I soon returned to the Constituency for the second visit as Observer. This time, there was a posse of security personnel and civil officials as I landed at the airport, displaying obsequious behaviour. I tried to scurry through the sides. Little did I realise that I was the culprit. I drove straight to meet the CEO of the State.
He wanted to know from me, if any Observer’s report had been submitted to the CEC. When I responded in the affirmative, he informed that the Executive Engineer, incidentally carrying the surname of the candidate, had been suspended on the orders of the CEC and that the fear of Observer and terror of Seshan had struck among the civil and police officials.
He jestingly said the security arrangements was for the newly attained status of a VIP Observer, from Tamil Nadu cadre of IAS, a Madrasi or South Indian lady officer (used interchangeably) and a close relative of Mr Seshan, who has her eyes and ears. All of which was as wrong as wrong could be.
Once in the district, I resumed extensive touring of the entire length and breadth of the constituency, each day. In all the tours I videographed the number plates/election symbols of the vehicles used for election and other expenditures incurred by all the candidates and reported to the Finance Observer. The candidates were asked to declare the vehicles and other equipment being used. The Finance Observer promptly issued daily notices to the candidates to meet and explain the expenditure details, along with the statement of accounts.
In one of my journeys in the district, I saw a lavishly decorated high-rise arch-shaped gate. I stopped to interact with the people assembled there and inquired about the purpose of the putting up the gate by the national level members of the party to which the candidate belonged. They informed that this gate was to welcome the ‘kalash’ of a late national leader of that party that was being carried across from the West to East of India through the state. It was obviously to generate voters’ sympathy for the candidate. From all angles, it did not seem justified to have a gate at that juncture for the purpose mentioned.
No election stunt
Even if one did not want to interfere with the homage part, it was clear that the extravaganza generated through this and similar arches on the way were only to influence the public in favour of the ruling party’s candidate.

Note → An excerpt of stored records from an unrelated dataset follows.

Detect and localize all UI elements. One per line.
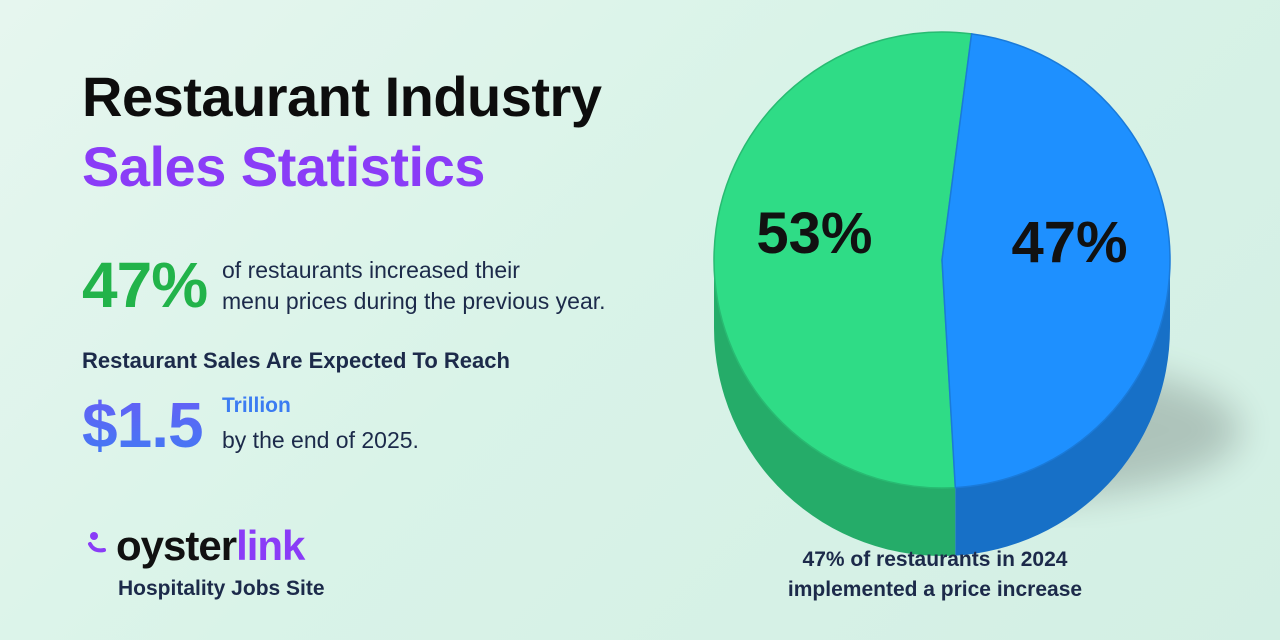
brand-logo: oysterlink (86, 522, 386, 572)
sales-stat: $1.5 (82, 389, 204, 461)
price-increase-desc-line2: menu prices during the previous year. (222, 288, 606, 314)
price-increase-stat: 47% (82, 249, 208, 321)
pie-label-47: 47% (1012, 210, 1128, 275)
pie-label-53: 53% (756, 201, 872, 266)
pie-slice-47 (941, 33, 1171, 489)
brand-name: oysterlink (116, 522, 305, 570)
page-title-line2: Sales Statistics (82, 135, 485, 198)
pie-slice-side-47 (955, 260, 1170, 556)
pie-tops (713, 31, 1171, 489)
sales-unit: Trillion (222, 394, 291, 417)
brand-name-part2: link (236, 522, 305, 569)
chart-caption-line2: implemented a price increase (787, 578, 1083, 601)
pie-labels: 53% 47% (756, 201, 1127, 275)
pie-chart: 53% 47% (680, 0, 1280, 556)
info-panel: Restaurant Industry Sales Statistics 47%… (82, 0, 682, 640)
page-title-line1: Restaurant Industry (82, 65, 602, 128)
chart-caption-line1: 47% of restaurants in 2024 (802, 548, 1068, 571)
pie-slice-side-53 (714, 260, 956, 556)
brand-tagline: Hospitality Jobs Site (118, 577, 325, 600)
oyster-logo-icon (88, 532, 106, 553)
pie-slice-53 (713, 31, 973, 489)
pie-chart-svg: 53% 47% (713, 31, 1240, 556)
brand-name-part1: oyster (116, 522, 237, 569)
pie-sides (714, 260, 1170, 556)
price-increase-desc-line1: of restaurants increased their (222, 257, 520, 283)
sales-heading: Restaurant Sales Are Expected To Reach (82, 348, 510, 373)
sales-desc: by the end of 2025. (222, 427, 419, 453)
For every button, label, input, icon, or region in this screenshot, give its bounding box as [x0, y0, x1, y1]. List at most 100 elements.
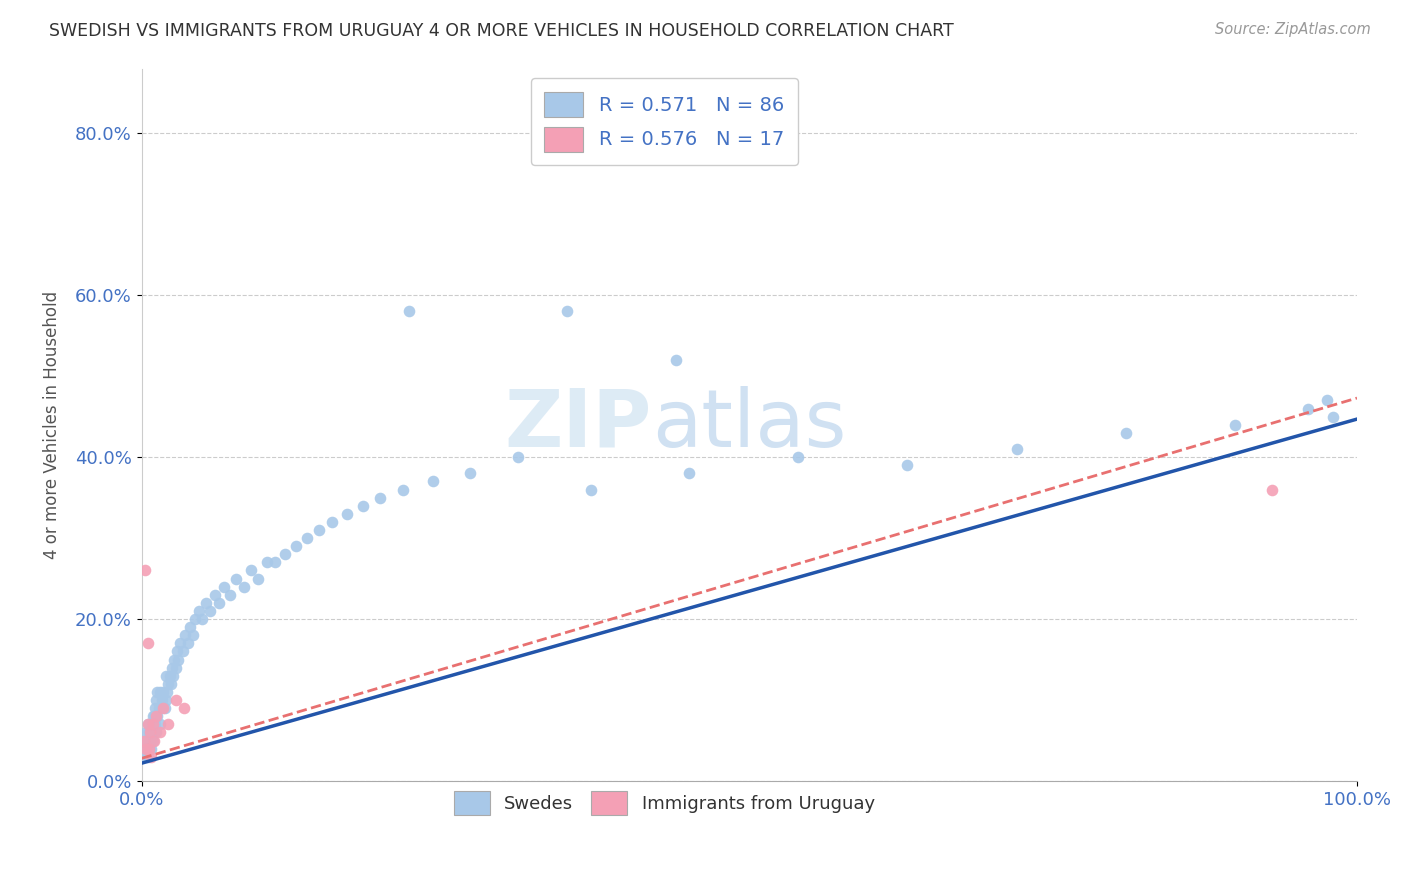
Point	[198, 604, 221, 618]
Point	[212, 580, 235, 594]
Text: Source: ZipAtlas.com: Source: ZipAtlas.com	[1215, 22, 1371, 37]
Text: atlas: atlas	[652, 385, 846, 464]
Point	[134, 564, 156, 578]
Point	[142, 725, 165, 739]
Point	[135, 741, 157, 756]
Point	[352, 499, 374, 513]
Point	[308, 523, 330, 537]
Text: SWEDISH VS IMMIGRANTS FROM URUGUAY 4 OR MORE VEHICLES IN HOUSEHOLD CORRELATION C: SWEDISH VS IMMIGRANTS FROM URUGUAY 4 OR …	[49, 22, 953, 40]
Point	[156, 685, 179, 699]
Point	[219, 588, 242, 602]
Point	[1115, 425, 1137, 440]
Point	[149, 717, 172, 731]
Point	[225, 572, 247, 586]
Legend: Swedes, Immigrants from Uruguay: Swedes, Immigrants from Uruguay	[443, 780, 886, 825]
Point	[135, 741, 157, 756]
Point	[167, 652, 190, 666]
Point	[139, 717, 162, 731]
Point	[204, 588, 226, 602]
Point	[166, 644, 188, 658]
Point	[141, 741, 163, 756]
Point	[458, 467, 481, 481]
Point	[1225, 417, 1247, 432]
Point	[172, 644, 194, 658]
Point	[159, 669, 181, 683]
Point	[142, 733, 165, 747]
Point	[141, 709, 163, 723]
Point	[264, 555, 287, 569]
Point	[132, 733, 155, 747]
Point	[174, 628, 197, 642]
Point	[165, 693, 187, 707]
Point	[284, 539, 307, 553]
Point	[187, 604, 209, 618]
Point	[159, 677, 181, 691]
Point	[1261, 483, 1284, 497]
Point	[398, 304, 420, 318]
Point	[143, 717, 166, 731]
Point	[149, 685, 172, 699]
Point	[152, 685, 174, 699]
Point	[1322, 409, 1344, 424]
Point	[195, 596, 218, 610]
Point	[295, 531, 318, 545]
Point	[240, 564, 263, 578]
Point	[146, 709, 169, 723]
Point	[169, 636, 191, 650]
Point	[153, 701, 176, 715]
Point	[184, 612, 207, 626]
Point	[274, 547, 297, 561]
Point	[1005, 442, 1028, 456]
Point	[138, 741, 160, 756]
Point	[149, 725, 172, 739]
Point	[132, 741, 155, 756]
Point	[678, 467, 700, 481]
Point	[136, 717, 159, 731]
Point	[136, 636, 159, 650]
Point	[152, 701, 174, 715]
Point	[150, 701, 173, 715]
Point	[1316, 393, 1339, 408]
Point	[336, 507, 359, 521]
Point	[136, 749, 159, 764]
Point	[136, 717, 159, 731]
Point	[146, 685, 169, 699]
Y-axis label: 4 or more Vehicles in Household: 4 or more Vehicles in Household	[44, 291, 60, 558]
Point	[155, 693, 177, 707]
Point	[508, 450, 530, 464]
Point	[145, 693, 167, 707]
Point	[143, 701, 166, 715]
Point	[392, 483, 415, 497]
Point	[422, 475, 444, 489]
Text: ZIP: ZIP	[505, 385, 652, 464]
Point	[145, 709, 167, 723]
Point	[1298, 401, 1320, 416]
Point	[155, 669, 177, 683]
Point	[141, 725, 163, 739]
Point	[896, 458, 918, 473]
Point	[141, 717, 163, 731]
Point	[191, 612, 214, 626]
Point	[181, 628, 204, 642]
Point	[177, 636, 200, 650]
Point	[134, 749, 156, 764]
Point	[134, 733, 156, 747]
Point	[148, 701, 170, 715]
Point	[256, 555, 278, 569]
Point	[160, 660, 183, 674]
Point	[142, 709, 165, 723]
Point	[138, 725, 160, 739]
Point	[208, 596, 231, 610]
Point	[141, 749, 163, 764]
Point	[162, 669, 184, 683]
Point	[321, 515, 343, 529]
Point	[157, 717, 180, 731]
Point	[247, 572, 270, 586]
Point	[665, 353, 688, 368]
Point	[163, 652, 186, 666]
Point	[232, 580, 254, 594]
Point	[787, 450, 810, 464]
Point	[145, 725, 167, 739]
Point	[135, 725, 157, 739]
Point	[141, 733, 163, 747]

I decided that the rites can go on, regulating decibel levels, but that should not be translated into election stunt, with massive gathering. When I said that they should meet the Finance Observer and submit the expenditures incurred, they decided to bring down the gate by that evening. When I returned by the same road after some hours, the gates had been dismantled.
The CM cum candidate was being followed by the media, as is done normally during the campaign period. He reportedly appealed to them to not follow him, as he pleaded with them saying that the Observers were booking all the expenditures in connection with the entire entourage including the vehicles used by the media, to be eventually booked against the election expenditure of the CM.
Officials kept on toes
Several political parties kept meeting and making allegations about violations of code of conduct and I kept myself free to meet all. All the officials were kept on their toes to verify the complaints, take action and report compliance in the quickest time frame. Through discreet and unannounced movements based on information received, I was able to trap campaigners red handed for a party distributing sarees, dhotis and cycles in the constituency. They were seized and the illegal activities were stopped forthwith and notices issued for booking expenditures.
I had observed to the DM/SP that joint patrolling of police and magistrates was not at all visible on the roads, although vehicles had been requisitioned and notwithstanding an elaborate standing order of DM and SP on record for round the clock patrolling.
They tried to explain it away, even remarking that the state was calm and peaceful and did not require such rigorous measures. I ensured that the control room was constantly tracking vehicle movements for patrolling purposes over wireless, to act as deterrence for poll violations, as the date of polling was fast approaching.